Tutti a casa, anzi no. A dirlo, e a smentirlo, ci pensa Barack Obama che annuncia sia la fine delle missioni di combattimento in Irak entro l’agosto 2010, sia la permanenza di un contingente di 35/50mila uomini destinato a rientrare solo alla fine del 2011. Così mentre il presidente conferma la volontà di dialogare anche con Iran e Siria, il ritiro dall’Irak, grande promessa di tutta la campagna elettorale si ridimensiona. O, meglio, si trasforma nella fotocopia del piano di George W. Bush. A confermarlo dalla piazza d’armi della base dei marine di Camp Lejeune in North Carolina è lo stesso presidente. «Ho scelto un calendario in base al quale le nostre brigate da combattimento si ritireranno nei prossimi 18 mesi... ve lo spiego con le parole più semplici possibili – aggiunge Obama - entro il 31 agosto 2010, la nostra missione di combattimento sarà terminata».
Il proclama dello storico, ma misurato ritiro parte proprio dal campo dove si addestrano gli 8mila marines pronti a unirsi al corpo di spedizione di 17mila uomini incaricato di ribaltare le sorti del conflitto in Afghanistan. Se per loro la partenza è imminente, per i circa 142mila militari impegnati in Irak il rientro sarà molto più graduale. La promessa di ritirare una brigata al mese, ripetuta all’infinito in campagna elettorale, deve già far i conti con la dura realtà e con i rischi connessi ad un rientro troppo disinvolto. «La violenza - ammette il presidente rivolgendosi ai marines schierati davanti a lui - continuerà ad essere parte della vita in Irak. Grazie al lavoro dei soldati le violenze nel Paese sono state fortemente ridotte e al Qaida è stata duramente colpita... ma fatemi essere chiaro: l’Irak non è ancora sicuro».

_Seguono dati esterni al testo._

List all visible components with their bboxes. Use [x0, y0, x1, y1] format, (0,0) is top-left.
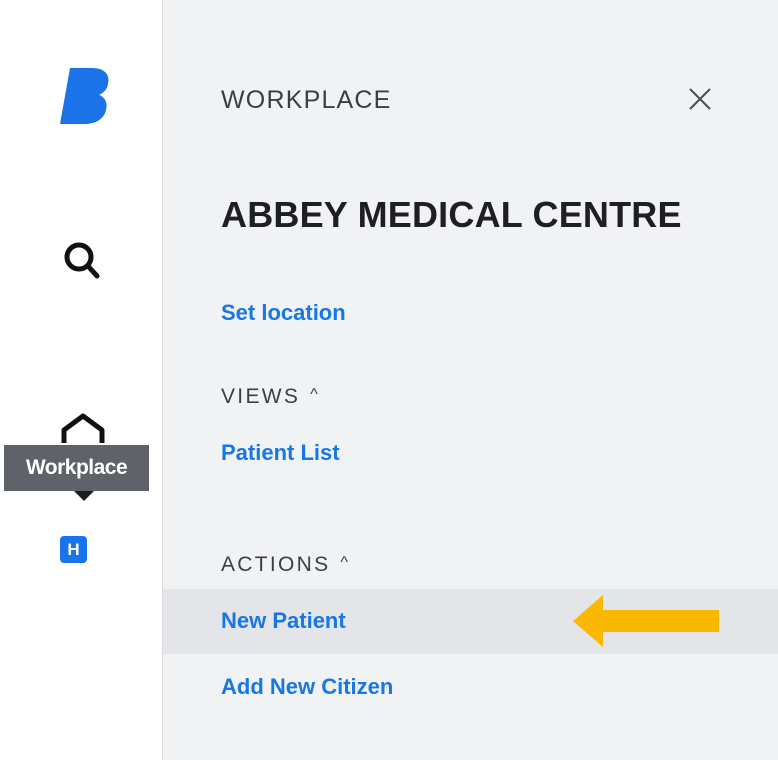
patient-list-link[interactable]: Patient List: [221, 440, 340, 466]
search-icon[interactable]: [62, 238, 102, 282]
workplace-panel: WORKPLACE ABBEY MEDICAL CENTRE Set locat…: [163, 0, 778, 760]
tooltip-arrow: [74, 491, 94, 501]
new-patient-link[interactable]: New Patient: [221, 608, 346, 634]
workplace-h-icon[interactable]: H: [60, 536, 87, 563]
location-name: ABBEY MEDICAL CENTRE: [221, 194, 682, 235]
annotation-arrow-icon: [573, 595, 719, 647]
views-label: VIEWS: [221, 385, 301, 408]
add-new-citizen-link[interactable]: Add New Citizen: [221, 674, 393, 700]
views-section-toggle[interactable]: VIEWS ^: [221, 385, 320, 409]
caret-up-icon: ^: [340, 554, 351, 571]
actions-label: ACTIONS: [221, 553, 331, 576]
set-location-link[interactable]: Set location: [221, 300, 346, 326]
close-icon[interactable]: [687, 86, 713, 112]
caret-up-icon: ^: [310, 386, 320, 403]
brand-logo-icon[interactable]: [60, 68, 110, 124]
home-icon[interactable]: [60, 413, 106, 447]
panel-heading: WORKPLACE: [221, 86, 392, 114]
actions-section-toggle[interactable]: ACTIONS ^: [221, 553, 350, 577]
navigation-rail: Workplace H: [0, 0, 162, 760]
workplace-tooltip: Workplace: [4, 445, 149, 491]
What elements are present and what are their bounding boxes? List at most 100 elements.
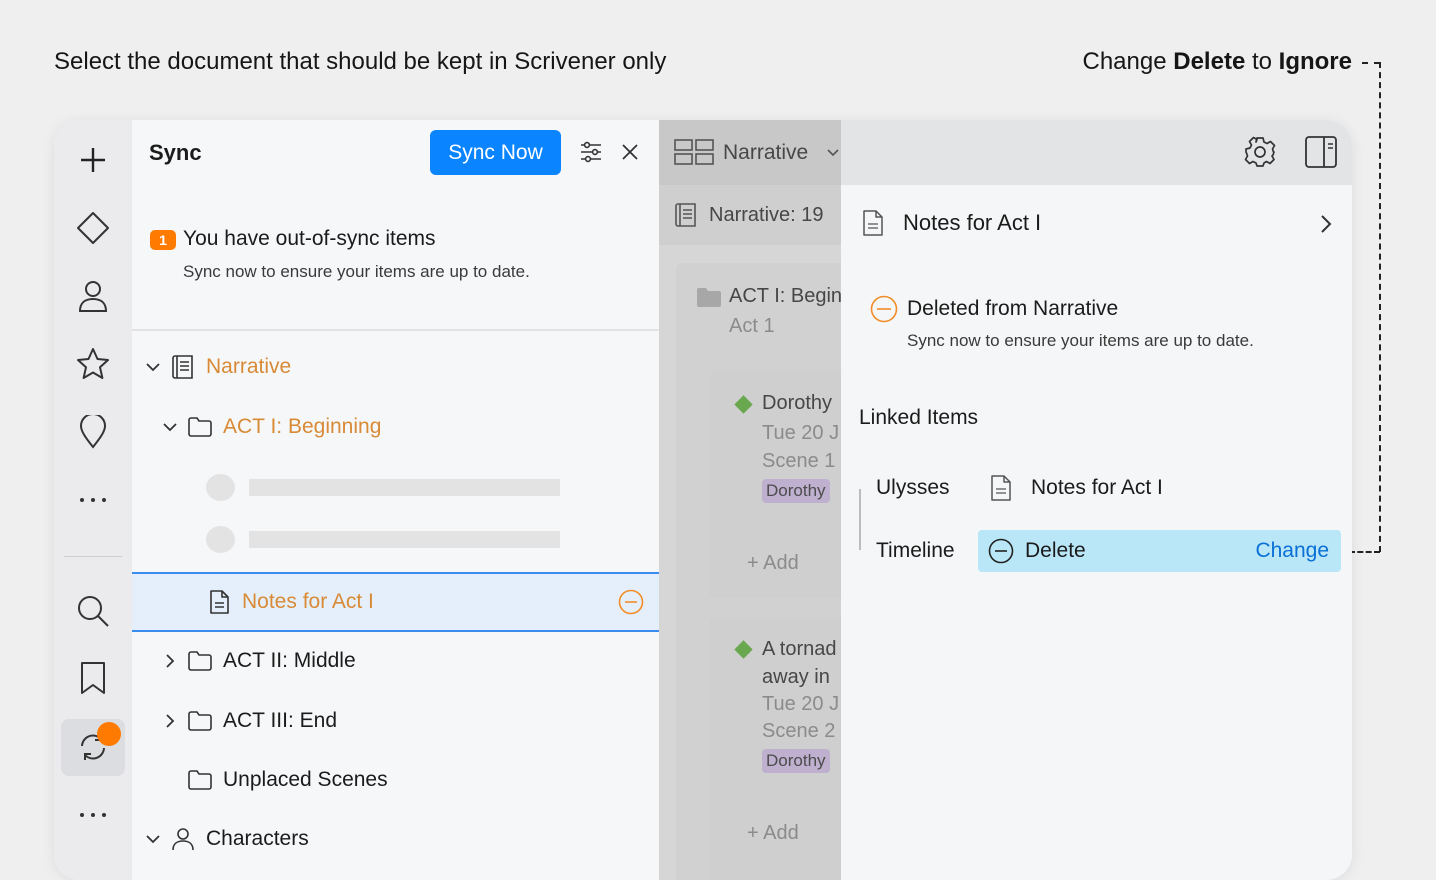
linked-ulysses-value: Notes for Act I (1031, 476, 1163, 499)
folder-card-title: ACT I: Begin (729, 285, 842, 307)
rail-divider (64, 556, 122, 557)
folder-icon (188, 417, 212, 437)
tree-item-unplaced-scenes[interactable]: Unplaced Scenes (132, 751, 659, 809)
folder-card-subtitle: Act 1 (729, 315, 775, 337)
chevron-right-icon[interactable] (161, 652, 179, 670)
timeline-action-row[interactable]: Delete Change (978, 530, 1341, 572)
linked-app-ulysses: Ulysses (876, 476, 950, 499)
close-icon[interactable] (620, 142, 640, 162)
chevron-down-icon[interactable] (144, 358, 162, 376)
sync-notification-dot (97, 722, 121, 746)
sync-panel: Sync Sync Now 1 You have out-of-sync ite… (132, 120, 660, 880)
star-icon[interactable] (73, 344, 113, 384)
tree-label-act3: ACT III: End (223, 709, 337, 732)
panel-divider (132, 329, 659, 331)
add-plus-icon: + (747, 822, 764, 844)
plus-icon[interactable] (73, 140, 113, 180)
scene-card-2-title-line2: away in (762, 666, 830, 688)
scene-card-2-tag: Dorothy (762, 749, 830, 773)
book-icon (172, 355, 193, 379)
folder-icon (697, 288, 721, 307)
deleted-status-title: Deleted from Narrative (907, 297, 1119, 320)
book-icon (675, 203, 696, 227)
chevron-right-icon[interactable] (161, 712, 179, 730)
document-icon (991, 475, 1011, 501)
chevron-down-icon[interactable] (161, 418, 179, 436)
diamond-icon[interactable] (73, 208, 113, 248)
out-of-sync-title: You have out-of-sync items (183, 227, 436, 250)
sync-panel-title: Sync (149, 140, 202, 165)
sync-now-button[interactable]: Sync Now (430, 130, 561, 175)
scene-card-2-title-line1: A tornad (762, 638, 837, 660)
tree-item-act2[interactable]: ACT II: Middle (132, 632, 659, 690)
linked-items-bracket (859, 489, 861, 550)
caption-right-prefix: Change (1082, 48, 1174, 75)
document-icon (863, 210, 883, 236)
tree-item-act3[interactable]: ACT III: End (132, 692, 659, 750)
corkboard-count: Narrative: 19 (709, 204, 824, 226)
chevron-right-icon[interactable] (1319, 213, 1333, 235)
tree-label-notes-for-act1: Notes for Act I (242, 590, 374, 613)
add-scene-label: Add (763, 552, 799, 574)
corkboard-area: Narrative Narrative: 19 ACT I: Begin Act… (659, 120, 842, 880)
linked-app-timeline: Timeline (876, 539, 955, 562)
out-of-sync-count-badge: 1 (150, 230, 176, 250)
folder-icon (188, 711, 212, 731)
app-window: Sync Sync Now 1 You have out-of-sync ite… (54, 120, 1352, 880)
gear-icon[interactable] (1243, 135, 1277, 169)
view-selector-label[interactable]: Narrative (723, 141, 808, 165)
folder-icon (188, 651, 212, 671)
bookmark-icon[interactable] (73, 658, 113, 698)
caption-right-ignore: Ignore (1278, 48, 1352, 75)
tree-item-narrative[interactable]: Narrative (132, 338, 659, 396)
tree-label-act2: ACT II: Middle (223, 649, 356, 672)
loading-placeholder-circle (206, 474, 235, 501)
change-action-button[interactable]: Change (1255, 539, 1329, 563)
scene-card-1-scene: Scene 1 (762, 450, 836, 472)
callout-line-top (1362, 62, 1380, 64)
person-icon[interactable] (73, 276, 113, 316)
tree-item-characters[interactable]: Characters (132, 810, 659, 868)
tree-item-act1[interactable]: ACT I: Beginning (132, 398, 659, 456)
scene-card-2-scene: Scene 2 (762, 720, 836, 742)
more-icon[interactable] (73, 480, 113, 520)
caption-right-mid: to (1245, 48, 1279, 75)
chevron-down-icon[interactable] (144, 830, 162, 848)
deleted-status-subtitle: Sync now to ensure your items are up to … (907, 331, 1254, 350)
loading-placeholder-bar (249, 531, 560, 548)
deleted-status-icon (618, 589, 644, 615)
callout-line-bottom (1349, 551, 1380, 553)
tree-item-notes-for-act1[interactable]: Notes for Act I (132, 572, 659, 632)
tree-label-act1: ACT I: Beginning (223, 415, 382, 438)
folder-icon (188, 770, 212, 790)
more-icon-bottom[interactable] (73, 795, 113, 835)
tree-label-unplaced-scenes: Unplaced Scenes (223, 768, 388, 791)
loading-placeholder-bar (249, 479, 560, 496)
icon-rail (54, 120, 132, 880)
minus-circle-icon (988, 538, 1014, 564)
person-icon (172, 828, 194, 851)
timeline-action-value: Delete (1025, 539, 1086, 562)
add-scene-button[interactable]: + Add (747, 552, 799, 575)
inspector-doc-title: Notes for Act I (903, 210, 1042, 235)
grid-view-icon[interactable] (674, 139, 716, 165)
add-scene-button-2[interactable]: + Add (747, 822, 799, 845)
out-of-sync-subtitle: Sync now to ensure your items are up to … (183, 262, 530, 281)
search-icon[interactable] (73, 591, 113, 631)
tree-label-narrative: Narrative (206, 355, 292, 378)
location-pin-icon[interactable] (73, 412, 113, 452)
document-icon (210, 590, 229, 614)
tree-label-characters: Characters (206, 827, 309, 850)
instruction-caption-right: Change Delete to Ignore (1083, 48, 1353, 76)
chevron-down-icon[interactable] (827, 146, 839, 158)
scene-card-1-tag: Dorothy (762, 479, 830, 503)
sidebar-toggle-icon[interactable] (1304, 135, 1338, 169)
callout-line-vertical (1379, 62, 1381, 552)
linked-items-heading: Linked Items (859, 406, 979, 429)
scene-card-1-title: Dorothy (762, 392, 833, 414)
add-scene-label-2: Add (763, 822, 799, 844)
filter-icon[interactable] (579, 140, 603, 164)
add-plus-icon: + (747, 552, 764, 574)
scene-card-1-date: Tue 20 J (762, 422, 840, 444)
loading-placeholder-circle (206, 526, 235, 553)
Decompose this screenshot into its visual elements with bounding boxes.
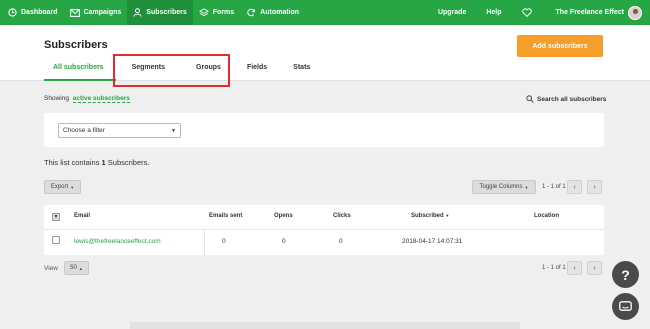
nav-favorites[interactable] — [512, 0, 546, 25]
layers-icon — [198, 8, 209, 17]
column-header-email[interactable]: Email — [74, 213, 90, 219]
chevron-left-icon: ‹ — [573, 183, 576, 191]
column-divider — [204, 230, 205, 255]
chevron-right-icon: › — [593, 183, 596, 191]
column-header-clicks[interactable]: Clicks — [333, 213, 351, 219]
highlight-box — [113, 54, 230, 87]
nav-help[interactable]: Help — [476, 0, 511, 25]
page-title: Subscribers — [44, 39, 108, 51]
filter-select-value: Choose a filter — [63, 127, 105, 134]
per-page-value: 50 — [70, 265, 77, 271]
bottom-pager-text: 1 - 1 of 1 — [542, 265, 566, 271]
question-mark-icon: ? — [621, 266, 630, 283]
view-label: View — [44, 265, 58, 272]
nav-subscribers-label: Subscribers — [146, 9, 187, 16]
filter-select[interactable]: Choose a filter ▼ — [58, 123, 181, 138]
subscribers-table: ▼ Email Emails sent Opens Clicks Subscri… — [44, 205, 604, 255]
export-label: Export — [50, 184, 69, 190]
row-divider — [44, 229, 604, 230]
search-all-label: Search all subscribers — [537, 95, 607, 103]
nav-campaigns[interactable]: Campaigns — [64, 0, 128, 25]
bottom-next-button[interactable]: › — [587, 261, 602, 275]
nav-help-label: Help — [486, 9, 502, 16]
nav-forms[interactable]: Forms — [193, 0, 240, 25]
top-pager-text: 1 - 1 of 1 — [542, 184, 566, 190]
per-page-select[interactable]: 50 ▲ — [64, 261, 89, 275]
column-header-opens[interactable]: Opens — [274, 213, 293, 219]
nav-subscribers[interactable]: Subscribers — [127, 0, 193, 25]
select-all-checkbox[interactable]: ▼ — [52, 213, 60, 221]
refresh-icon — [247, 8, 256, 17]
chat-widget-button[interactable] — [612, 293, 639, 320]
toggle-columns-button[interactable]: Toggle Columns ▼ — [472, 180, 536, 194]
caret-down-icon: ▼ — [70, 184, 75, 190]
nav-upgrade[interactable]: Upgrade — [428, 0, 476, 25]
column-header-emails-sent[interactable]: Emails sent — [209, 213, 242, 219]
envelope-icon — [69, 8, 80, 17]
chevron-left-icon: ‹ — [573, 264, 576, 272]
page-header: Subscribers Add subscribers All subscrib… — [0, 25, 650, 81]
column-header-subscribed-label: Subscribed — [411, 213, 444, 219]
search-icon — [526, 95, 534, 103]
add-subscribers-button[interactable]: Add subscribers — [517, 35, 603, 57]
caret-down-icon: ▼ — [524, 184, 529, 190]
count-prefix: This list contains — [44, 158, 100, 167]
nav-account[interactable]: The Freelance Effect — [546, 0, 650, 25]
sort-down-icon: ▼ — [445, 213, 450, 218]
help-widget-button[interactable]: ? — [612, 261, 639, 288]
nav-dashboard-label: Dashboard — [21, 9, 58, 16]
caret-down-icon: ▼ — [53, 214, 59, 220]
bottom-prev-button[interactable]: ‹ — [567, 261, 582, 275]
top-next-button[interactable]: › — [587, 180, 602, 194]
search-all-subscribers[interactable]: Search all subscribers — [526, 95, 606, 103]
tab-all-subscribers[interactable]: All subscribers — [44, 63, 116, 81]
bottom-panel-edge — [130, 322, 520, 329]
row-checkbox[interactable] — [52, 236, 60, 244]
column-header-location[interactable]: Location — [534, 213, 559, 219]
nav-campaigns-label: Campaigns — [83, 9, 122, 16]
cell-subscribed: 2018-04-17 14:07:31 — [402, 238, 463, 245]
nav-right: Upgrade Help The Freelance Effect — [428, 0, 650, 25]
cell-emails-sent: 0 — [222, 238, 226, 245]
subscriber-count-line: This list contains 1 Subscribers. — [44, 158, 149, 167]
showing-prefix: Showing — [44, 95, 69, 102]
toggle-columns-label: Toggle Columns — [479, 184, 523, 190]
account-name: The Freelance Effect — [555, 9, 624, 16]
chat-icon — [619, 300, 632, 311]
nav-upgrade-label: Upgrade — [437, 9, 467, 16]
top-nav: Dashboard Campaigns Subscribers Forms Au… — [0, 0, 650, 25]
subscriber-count: 1 — [101, 158, 106, 167]
caret-up-icon: ▲ — [78, 265, 83, 271]
tab-stats[interactable]: Stats — [277, 63, 320, 81]
user-icon — [133, 8, 142, 17]
nav-dashboard[interactable]: Dashboard — [0, 0, 64, 25]
heart-icon — [521, 8, 532, 17]
nav-forms-label: Forms — [212, 9, 235, 16]
export-button[interactable]: Export ▼ — [44, 180, 81, 194]
cell-opens: 0 — [282, 238, 286, 245]
showing-line: Showing active subscribers — [44, 95, 130, 103]
cell-clicks: 0 — [339, 238, 343, 245]
top-prev-button[interactable]: ‹ — [567, 180, 582, 194]
nav-automation-label: Automation — [260, 9, 300, 16]
clock-icon — [8, 8, 17, 17]
caret-down-icon: ▼ — [171, 128, 176, 134]
filter-panel: Choose a filter ▼ — [44, 113, 604, 147]
tab-fields[interactable]: Fields — [231, 63, 277, 81]
subscriber-email-link[interactable]: lewis@thefreelanceeffect.com — [74, 238, 161, 245]
column-header-subscribed[interactable]: Subscribed ▼ — [411, 213, 449, 219]
count-suffix: Subscribers. — [107, 158, 150, 167]
active-subscribers-link[interactable]: active subscribers — [72, 95, 130, 103]
nav-automation[interactable]: Automation — [240, 0, 305, 25]
chevron-right-icon: › — [593, 264, 596, 272]
avatar — [628, 5, 642, 20]
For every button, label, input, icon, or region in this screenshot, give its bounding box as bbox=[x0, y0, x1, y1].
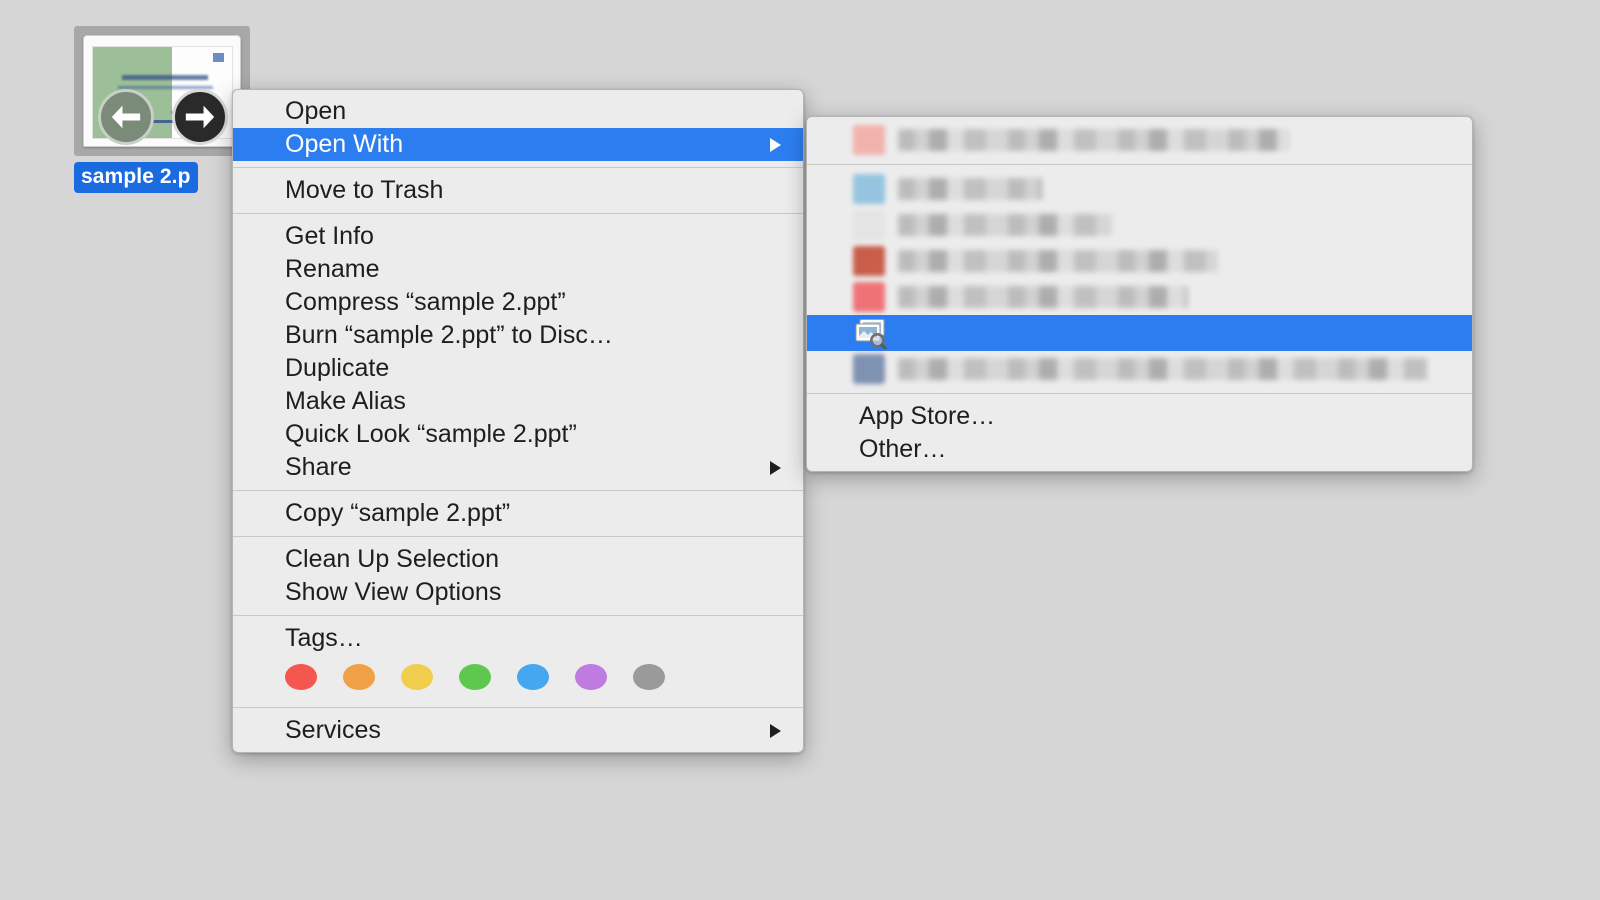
preview-app-icon bbox=[853, 318, 887, 350]
previous-slide-icon[interactable] bbox=[98, 89, 154, 145]
tag-dot-1[interactable] bbox=[343, 663, 375, 690]
menu-item-open-with[interactable]: Open With bbox=[233, 128, 803, 161]
submenu-item-app[interactable] bbox=[807, 207, 1472, 243]
app-name-label bbox=[898, 178, 1042, 200]
finder-context-menu[interactable]: Open Open With Move to Trash Get Info Re… bbox=[232, 89, 804, 753]
submenu-item-app[interactable] bbox=[807, 279, 1472, 315]
app-name-label bbox=[898, 250, 1218, 272]
menu-item-label: Get Info bbox=[285, 222, 374, 250]
menu-item-copy[interactable]: Copy “sample 2.ppt” bbox=[233, 497, 803, 530]
app-icon bbox=[853, 246, 885, 276]
menu-item-label: Share bbox=[285, 453, 352, 481]
menu-item-label: Open With bbox=[285, 130, 404, 158]
app-name-label bbox=[898, 358, 1428, 380]
menu-item-make-alias[interactable]: Make Alias bbox=[233, 385, 803, 418]
menu-item-label: Tags… bbox=[285, 624, 363, 652]
desktop-file-icon[interactable]: sample 2.p bbox=[74, 26, 250, 193]
menu-item-label: Burn “sample 2.ppt” to Disc… bbox=[285, 321, 613, 349]
open-with-submenu[interactable]: App Store… Other… bbox=[806, 116, 1473, 472]
menu-item-label: Duplicate bbox=[285, 354, 390, 382]
app-icon bbox=[853, 125, 885, 155]
menu-separator bbox=[233, 615, 803, 616]
powerpoint-badge-icon bbox=[212, 53, 224, 63]
app-icon bbox=[853, 210, 885, 240]
chevron-right-icon bbox=[770, 460, 781, 475]
tag-dot-3[interactable] bbox=[459, 663, 491, 690]
chevron-right-icon bbox=[770, 137, 781, 152]
menu-separator bbox=[233, 490, 803, 491]
menu-item-duplicate[interactable]: Duplicate bbox=[233, 352, 803, 385]
app-icon bbox=[853, 174, 885, 204]
app-name-label bbox=[898, 129, 1290, 151]
submenu-item-app[interactable] bbox=[807, 351, 1472, 387]
app-icon bbox=[853, 354, 885, 384]
menu-item-label: Open bbox=[285, 97, 347, 125]
menu-item-label: Move to Trash bbox=[285, 176, 444, 204]
menu-separator bbox=[807, 393, 1472, 394]
menu-item-share[interactable]: Share bbox=[233, 451, 803, 484]
menu-item-get-info[interactable]: Get Info bbox=[233, 220, 803, 253]
submenu-item-other[interactable]: Other… bbox=[807, 433, 1472, 466]
submenu-item-label: App Store… bbox=[859, 402, 996, 430]
submenu-item-app[interactable] bbox=[807, 171, 1472, 207]
menu-item-label: Clean Up Selection bbox=[285, 545, 500, 573]
menu-separator bbox=[233, 167, 803, 168]
tag-dot-2[interactable] bbox=[401, 663, 433, 690]
app-name-label bbox=[898, 214, 1112, 236]
submenu-item-app[interactable] bbox=[807, 243, 1472, 279]
submenu-item-app-store[interactable]: App Store… bbox=[807, 400, 1472, 433]
menu-separator bbox=[233, 536, 803, 537]
menu-item-label: Compress “sample 2.ppt” bbox=[285, 288, 566, 316]
tag-dot-5[interactable] bbox=[575, 663, 607, 690]
submenu-item-preview[interactable] bbox=[807, 315, 1472, 351]
submenu-item-label: Other… bbox=[859, 435, 947, 463]
menu-item-services[interactable]: Services bbox=[233, 714, 803, 747]
slide-page bbox=[83, 35, 241, 147]
tag-color-swatches[interactable] bbox=[233, 655, 803, 701]
tag-dot-0[interactable] bbox=[285, 663, 317, 690]
slide-title-text bbox=[122, 75, 209, 81]
menu-item-compress[interactable]: Compress “sample 2.ppt” bbox=[233, 286, 803, 319]
chevron-right-icon bbox=[770, 723, 781, 738]
menu-separator bbox=[233, 707, 803, 708]
file-name-label[interactable]: sample 2.p bbox=[74, 162, 198, 193]
menu-item-label: Services bbox=[285, 716, 381, 744]
menu-item-label: Rename bbox=[285, 255, 380, 283]
menu-item-label: Copy “sample 2.ppt” bbox=[285, 499, 511, 527]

Così, non solo il presidente sposta da maggio ad agosto l’appuntamento per l’addio all’Irak, ma finisce addirittura con l’annunciare un ritiro parziale. Dopo il rientro nell’agosto 2010 di centomila soldati, resteranno in Irak 35/50mila militari impegnati in una missione che si prolungherà fino alla fine del 2011. Tutto, insomma, come annunciato dalla precedente amministrazione che fissava il rientro finale per il dicembre 2011 .
A ridimensionare la grande fretta di Obama sono stati gli stessi comandanti militari preoccupati dai rischi di destabilizzazione connessi ad un ridimensionamento troppo rapido delle truppe e all’abbandono di un territorio dove Al Qaida continua ad operare nonostante le sconfitte. Un troppo rapido ridimensionamento rischia di ridare fiato al terrorismo soprattutto nelle zone dove l’esercito iracheno non garantisce ancora un pieno controllo. Ancora più rischiosa la questione nel triangolo sunnita dove le milizie tribali, armate dagli Usa in chiave anti Al Qaida, potrebbero scontrarsi con un esercito iracheno controllato dal governo sciita. Intorno ai giacimenti di Kirkuk la tensione tra curdi e i sunniti per il controllo delle più grandi riserve petrolifere del paese rischia invece di accendere un nuovo devastante conflitto.